Le diagnostic des tumeurs surrénaliennes repose en premier lieu sur la biologie : tumeur est sécrétante ou non. La radiologie conventionnelle est essentielle, reposant sur le scanner et l’IRM. Beaucoup de praticiens privilégient encore le scanner. Parmi les autres explorations, la scintigraphie au nor-iodocholestérol a longtemps été utilisée pour le diagnostic des tumeurs corticosurrénaliennes, mais il est actuellement rarement réalisé pour des raisons pratiques. En revanche, la scintigraphie à la MIBG reste particulièrement utile pour le bilan préopératoire des phéochromocytomes.

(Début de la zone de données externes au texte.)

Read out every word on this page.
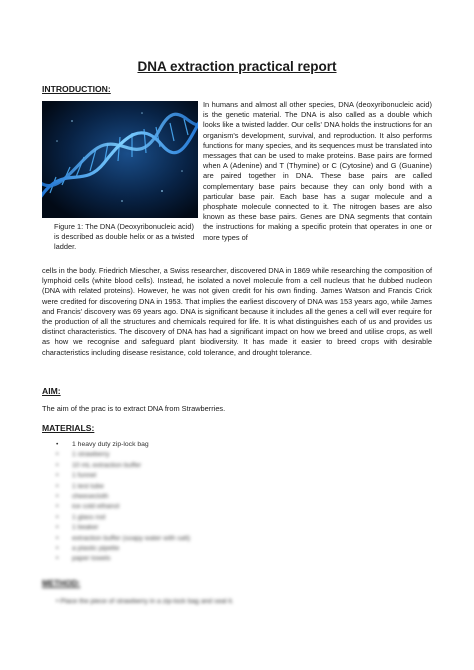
DNA extraction practical report
INTRODUCTION:
Figure 1: The DNA (Deoxyribonucleic acid) is described as double helix or as a twisted ladder.
In humans and almost all other species, DNA (deoxyribonucleic acid) is the genetic material. The DNA is also called as a double which looks like a twisted ladder. Our cells' DNA holds the instructions for an organism's development, survival, and reproduction. It also performs functions for many species, and its sequences must be translated into messages that can be used to make proteins. Base pairs are formed when A (Adenine) and T (Thymine) or C (Cytosine) and G (Guanine) are paired together in DNA. These base pairs are called complementary base pairs because they can only bond with a particular base pair. Each base has a sugar molecule and a phosphate molecule connected to it. The nitrogen bases are also known as these base pairs. Genes are DNA segments that contain the instructions for making a specific protein that operates in one or more types of
cells in the body. Friedrich Miescher, a Swiss researcher, discovered DNA in 1869 while researching the composition of lymphoid cells (white blood cells). Instead, he isolated a novel molecule from a cell nucleus that he dubbed nucleon (DNA with related proteins). However, he was not given credit for his own finding. James Watson and Francis Crick were credited for discovering DNA in 1953. That implies the earliest discovery of DNA was 153 years ago, while James and Francis' discovery was 69 years ago. DNA is significant because it includes all the genes a cell will ever require for the production of all the structures and chemicals required for life. It is what distinguishes each of us and provides us distinct characteristics. The discovery of DNA has had a significant impact on how we breed and utilise crops, as well as how we recognise and safeguard plant biodiversity. It has made it easier to breed crops with desirable characteristics including disease resistance, cold tolerance, and drought tolerance.
AIM:
The aim of the prac is to extract DNA from Strawberries.
MATERIALS:
• 1 heavy duty zip-lock bag
• 1 strawberry
• 10 mL extraction buffer
• 1 funnel
• 1 test tube
• cheesecloth
• ice cold ethanol
• 1 glass rod
• 1 beaker
• extraction buffer (soapy water with salt)
• a plastic pipette
• paper towels
METHOD:
• Place the piece of strawberry in a zip-lock bag and seal it.
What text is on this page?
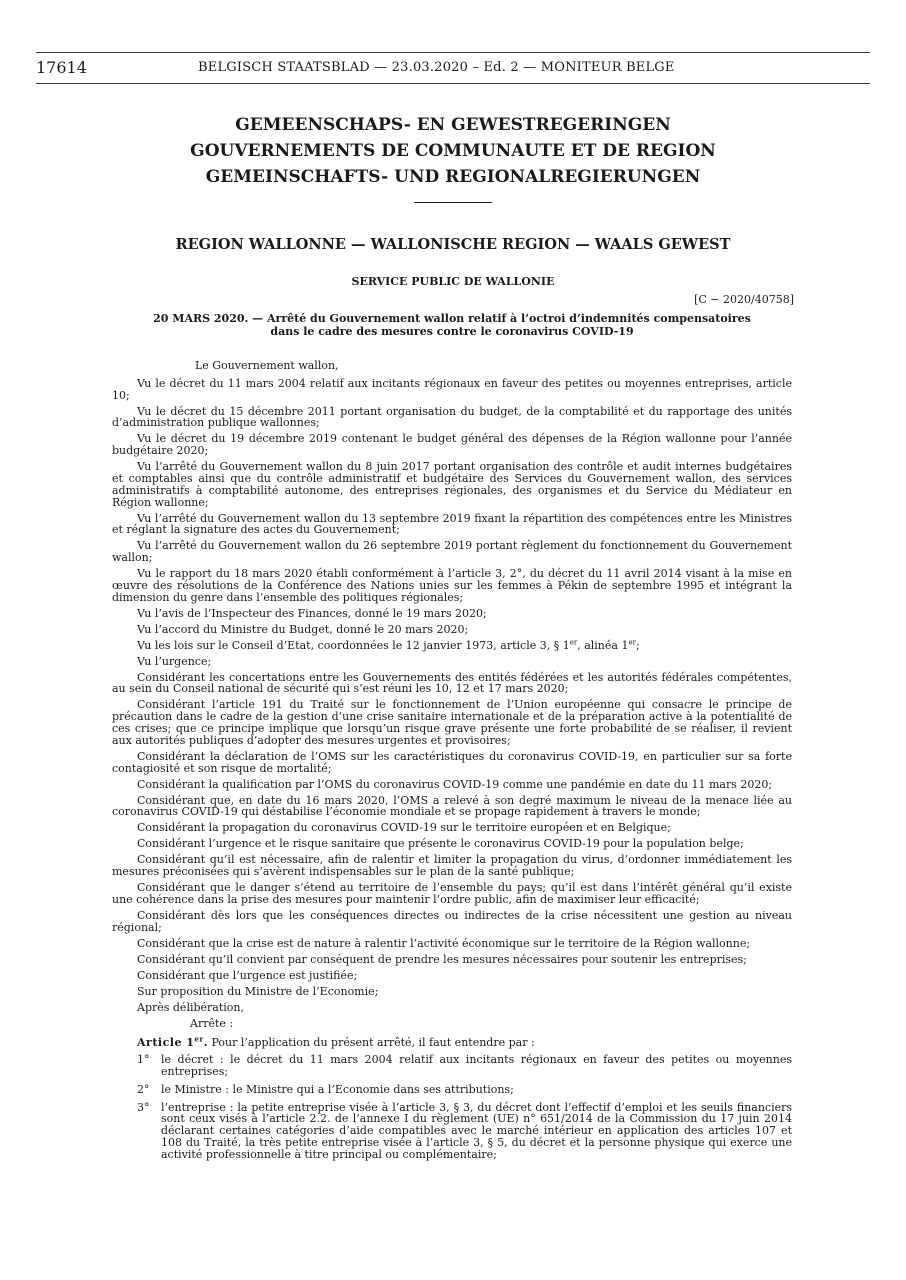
17614	BELGISCH STAATSBLAD — 23.03.2020 – Ed. 2 — MONITEUR BELGE
GEMEENSCHAPS- EN GEWESTREGERINGEN
GOUVERNEMENTS DE COMMUNAUTE ET DE REGION
GEMEINSCHAFTS- UND REGIONALREGIERUNGEN
REGION WALLONNE — WALLONISCHE REGION — WAALS GEWEST
SERVICE PUBLIC DE WALLONIE
[C − 2020/40758]
20 MARS 2020. — Arrêté du Gouvernement wallon relatif à l’octroi d’indemnités compensatoires
dans le cadre des mesures contre le coronavirus COVID-19

Le Gouvernement wallon,

Vu le décret du 11 mars 2004 relatif aux incitants régionaux en faveur des petites ou moyennes entreprises, article 10;

Vu le décret du 15 décembre 2011 portant organisation du budget, de la comptabilité et du rapportage des unités d’administration publique wallonnes;

Vu le décret du 19 décembre 2019 contenant le budget général des dépenses de la Région wallonne pour l’année budgétaire 2020;

Vu l’arrêté du Gouvernement wallon du 8 juin 2017 portant organisation des contrôle et audit internes budgétaires et comptables ainsi que du contrôle administratif et budgétaire des Services du Gouvernement wallon, des services administratifs à comptabilité autonome, des entreprises régionales, des organismes et du Service du Médiateur en Région wallonne;

Vu l’arrêté du Gouvernement wallon du 13 septembre 2019 fixant la répartition des compétences entre les Ministres et réglant la signature des actes du Gouvernement;

Vu l’arrêté du Gouvernement wallon du 26 septembre 2019 portant règlement du fonctionnement du Gouvernement wallon;

Vu le rapport du 18 mars 2020 établi conformément à l’article 3, 2°, du décret du 11 avril 2014 visant à la mise en œuvre des résolutions de la Conférence des Nations unies sur les femmes à Pékin de septembre 1995 et intégrant la dimension du genre dans l’ensemble des politiques régionales;

Vu l’avis de l’Inspecteur des Finances, donné le 19 mars 2020;

Vu l’accord du Ministre du Budget, donné le 20 mars 2020;

Vu les lois sur le Conseil d’Etat, coordonnées le 12 janvier 1973, article 3, § 1er, alinéa 1er;

Vu l’urgence;

Considérant les concertations entre les Gouvernements des entités fédérées et les autorités fédérales compétentes, au sein du Conseil national de sécurité qui s’est réuni les 10, 12 et 17 mars 2020;

Considérant l’article 191 du Traité sur le fonctionnement de l’Union européenne qui consacre le principe de précaution dans le cadre de la gestion d’une crise sanitaire internationale et de la préparation active à la potentialité de ces crises; que ce principe implique que lorsqu’un risque grave présente une forte probabilité de se réaliser, il revient aux autorités publiques d’adopter des mesures urgentes et provisoires;

Considérant la déclaration de l’OMS sur les caractéristiques du coronavirus COVID-19, en particulier sur sa forte contagiosité et son risque de mortalité;

Considérant la qualification par l’OMS du coronavirus COVID-19 comme une pandémie en date du 11 mars 2020;

Considérant que, en date du 16 mars 2020, l’OMS a relevé à son degré maximum le niveau de la menace liée au coronavirus COVID-19 qui déstabilise l’économie mondiale et se propage rapidement à travers le monde;

Considérant la propagation du coronavirus COVID-19 sur le territoire européen et en Belgique;

Considérant l’urgence et le risque sanitaire que présente le coronavirus COVID-19 pour la population belge;

Considérant qu’il est nécessaire, afin de ralentir et limiter la propagation du virus, d’ordonner immédiatement les mesures préconisées qui s’avèrent indispensables sur le plan de la santé publique;

Considérant que le danger s’étend au territoire de l’ensemble du pays; qu’il est dans l’intérêt général qu’il existe une cohérence dans la prise des mesures pour maintenir l’ordre public, afin de maximiser leur efficacité;

Considérant dès lors que les conséquences directes ou indirectes de la crise nécessitent une gestion au niveau régional;

Considérant que la crise est de nature à ralentir l’activité économique sur le territoire de la Région wallonne;

Considérant qu’il convient par conséquent de prendre les mesures nécessaires pour soutenir les entreprises;

Considérant que l’urgence est justifiée;

Sur proposition du Ministre de l’Economie;

Après délibération,

Arrête :

Article 1er. Pour l’application du présent arrêté, il faut entendre par :

1° le décret : le décret du 11 mars 2004 relatif aux incitants régionaux en faveur des petites ou moyennes entreprises;
2° le Ministre : le Ministre qui a l’Economie dans ses attributions;
3° l’entreprise : la petite entreprise visée à l’article 3, § 3, du décret dont l’effectif d’emploi et les seuils financiers sont ceux visés à l’article 2.2. de l’annexe I du règlement (UE) n° 651/2014 de la Commission du 17 juin 2014 déclarant certaines catégories d’aide compatibles avec le marché intérieur en application des articles 107 et 108 du Traité, la très petite entreprise visée à l’article 3, § 5, du décret et la personne physique qui exerce une activité professionnelle à titre principal ou complémentaire;
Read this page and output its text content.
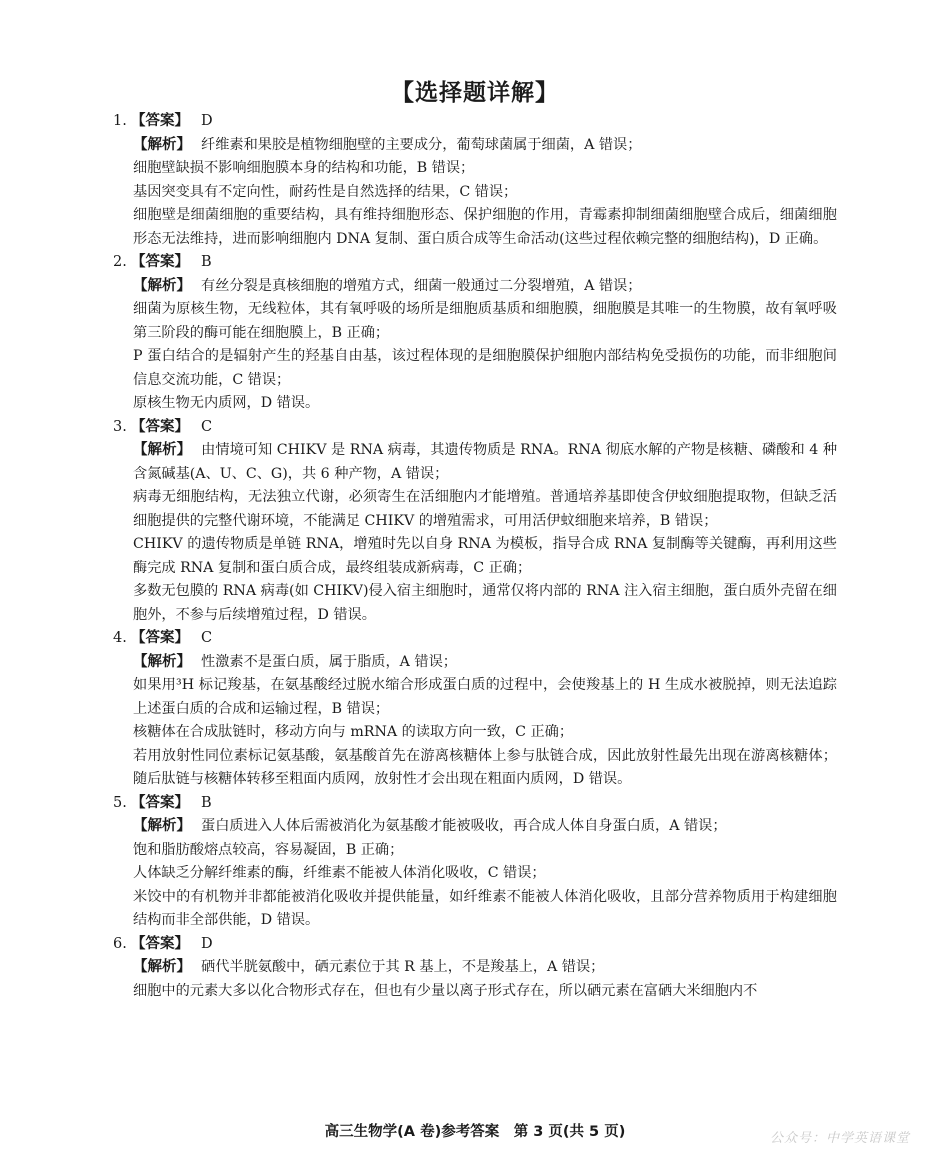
【选择题详解】
1. 【答案】 D

【解析】 纤维素和果胶是植物细胞壁的主要成分，葡萄球菌属于细菌，A 错误；

细胞壁缺损不影响细胞膜本身的结构和功能，B 错误；

基因突变具有不定向性，耐药性是自然选择的结果，C 错误；

细胞壁是细菌细胞的重要结构，具有维持细胞形态、保护细胞的作用，青霉素抑制细菌细胞壁合成后，细菌细胞形态无法维持，进而影响细胞内 DNA 复制、蛋白质合成等生命活动(这些过程依赖完整的细胞结构)，D 正确。

2. 【答案】 B

【解析】 有丝分裂是真核细胞的增殖方式，细菌一般通过二分裂增殖，A 错误；

细菌为原核生物，无线粒体，其有氧呼吸的场所是细胞质基质和细胞膜，细胞膜是其唯一的生物膜，故有氧呼吸第三阶段的酶可能在细胞膜上，B 正确；

P 蛋白结合的是辐射产生的羟基自由基，该过程体现的是细胞膜保护细胞内部结构免受损伤的功能，而非细胞间信息交流功能，C 错误；

原核生物无内质网，D 错误。

3. 【答案】 C

【解析】 由情境可知 CHIKV 是 RNA 病毒，其遗传物质是 RNA。RNA 彻底水解的产物是核糖、磷酸和 4 种含氮碱基(A、U、C、G)，共 6 种产物，A 错误；

病毒无细胞结构，无法独立代谢，必须寄生在活细胞内才能增殖。普通培养基即使含伊蚊细胞提取物，但缺乏活细胞提供的完整代谢环境，不能满足 CHIKV 的增殖需求，可用活伊蚊细胞来培养，B 错误；

CHIKV 的遗传物质是单链 RNA，增殖时先以自身 RNA 为模板，指导合成 RNA 复制酶等关键酶，再利用这些酶完成 RNA 复制和蛋白质合成，最终组装成新病毒，C 正确；

多数无包膜的 RNA 病毒(如 CHIKV)侵入宿主细胞时，通常仅将内部的 RNA 注入宿主细胞，蛋白质外壳留在细胞外，不参与后续增殖过程，D 错误。

4. 【答案】 C

【解析】 性激素不是蛋白质，属于脂质，A 错误；

如果用³H 标记羧基，在氨基酸经过脱水缩合形成蛋白质的过程中，会使羧基上的 H 生成水被脱掉，则无法追踪上述蛋白质的合成和运输过程，B 错误；

核糖体在合成肽链时，移动方向与 mRNA 的读取方向一致，C 正确；

若用放射性同位素标记氨基酸，氨基酸首先在游离核糖体上参与肽链合成，因此放射性最先出现在游离核糖体；随后肽链与核糖体转移至粗面内质网，放射性才会出现在粗面内质网，D 错误。

5. 【答案】 B

【解析】 蛋白质进入人体后需被消化为氨基酸才能被吸收，再合成人体自身蛋白质，A 错误；

饱和脂肪酸熔点较高，容易凝固，B 正确；

人体缺乏分解纤维素的酶，纤维素不能被人体消化吸收，C 错误；

米饺中的有机物并非都能被消化吸收并提供能量，如纤维素不能被人体消化吸收，且部分营养物质用于构建细胞结构而非全部供能，D 错误。

6. 【答案】 D

【解析】 硒代半胱氨酸中，硒元素位于其 R 基上，不是羧基上，A 错误；

细胞中的元素大多以化合物形式存在，但也有少量以离子形式存在，所以硒元素在富硒大米细胞内不

高三生物学(A 卷)参考答案　第 3 页(共 5 页)	公众号：中学英语课堂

Plus récent, le PET scan au 18 FDG a une très grande valeur en cas de doute sur le caractère bénin ou malin d’une tumeur corticale.
En pratique, le bilan doit être le plus « ciblé » possible afin d’éviter des interventions inutiles et aussi d’obtenir un diagnostic préopératoire précis. Devant un incidentalome, on recherche une sécrétion hormonale qui peut être cliniquement latente et, au scanner, on évalue la taille et les caractéristiques de la tumeur qui, lorsqu’elle dépasse 5 cm, voit augmenter le risque de malignité. Ces données permettent ainsi d’orienter la stratégie de prise en charge. Une tumeur de moins de 3 cm, non sécrétante, nécessite une simple surveillance dont les modalités restent cependant discutées : biologique et/ou radiologique. Lorsque l’intervention est indiquée, c’est aujourd’hui une laparoscopie qui est effectuée. Sur les 1 428 opérations rapportées par l’enquête, 1 246 correspondaient à une laparoscopie avec abord antérieur transpéritonéal et 21 avec abord rétropéritonéal, cette dernière option étant préférée en cas de surrénalectomie bilatérale, alors que l’abord antérieur est plus propice à l’ablation des tumeurs de grande taille. Une laparotomie n’a été pratiquée que chez 182 patients, en raison de la présence d’une tumeur très volumineuse, d’adhérences ou bien d’une contre-indication à la cœlioscopie. « On peut donc dire que la laparoscopie est aujourd’hui devenue la norme, la taille de la tumeur n’étant pas en elle-même une réelle contre-indication, car d’autres éléments entrent en ligne de compte tels que le morphotype du patient et l’expérience du chirurgien. Le volumineux corticosurrénalome nécessitant une exérèse élargie de type « sarcome » constitue la grande contre-indication à cet abord » commente le Pr Peix. Pour les lésions malignes, le principal risque, mais qui existe aussi en chirurgie ouverte, est en effet la déchirure de la capsule et l’ensemencement tumoral, source de récidives.
Les résultats.
Soixante-quatre conversions ont été nécessaires lors des laparoscopies (5 %) pour contrôler une complication (hémorragie) ou due à des difficultés de dissection ou de repérage de la glande. Ces conversions varient selon l’indication : plus de 15 % en cas de métastase, 7 % en cas de phéochromocytome, qui constituent les pathologies les plus exposées à une conversion.
Sept décès sont survenus (0,5 %), trois fois dans le cadre d’un hypercorticisme sévère et deux fois en présence d’un corticosurrénalome. Les complications ont été médicales et souvent liées au terrain dans les deux tiers des cas et chirurgicales dans un tiers des cas : abcès de la loge surrénalienne, hématome, hémorragie du site opératoire nécessitant une reprise chirurgicale, pancréatite et fistule pancréatique en cas de localisation à gauche.
D’après un entretien avec le Pr Jean-Louis Peix, CHU, Lyon.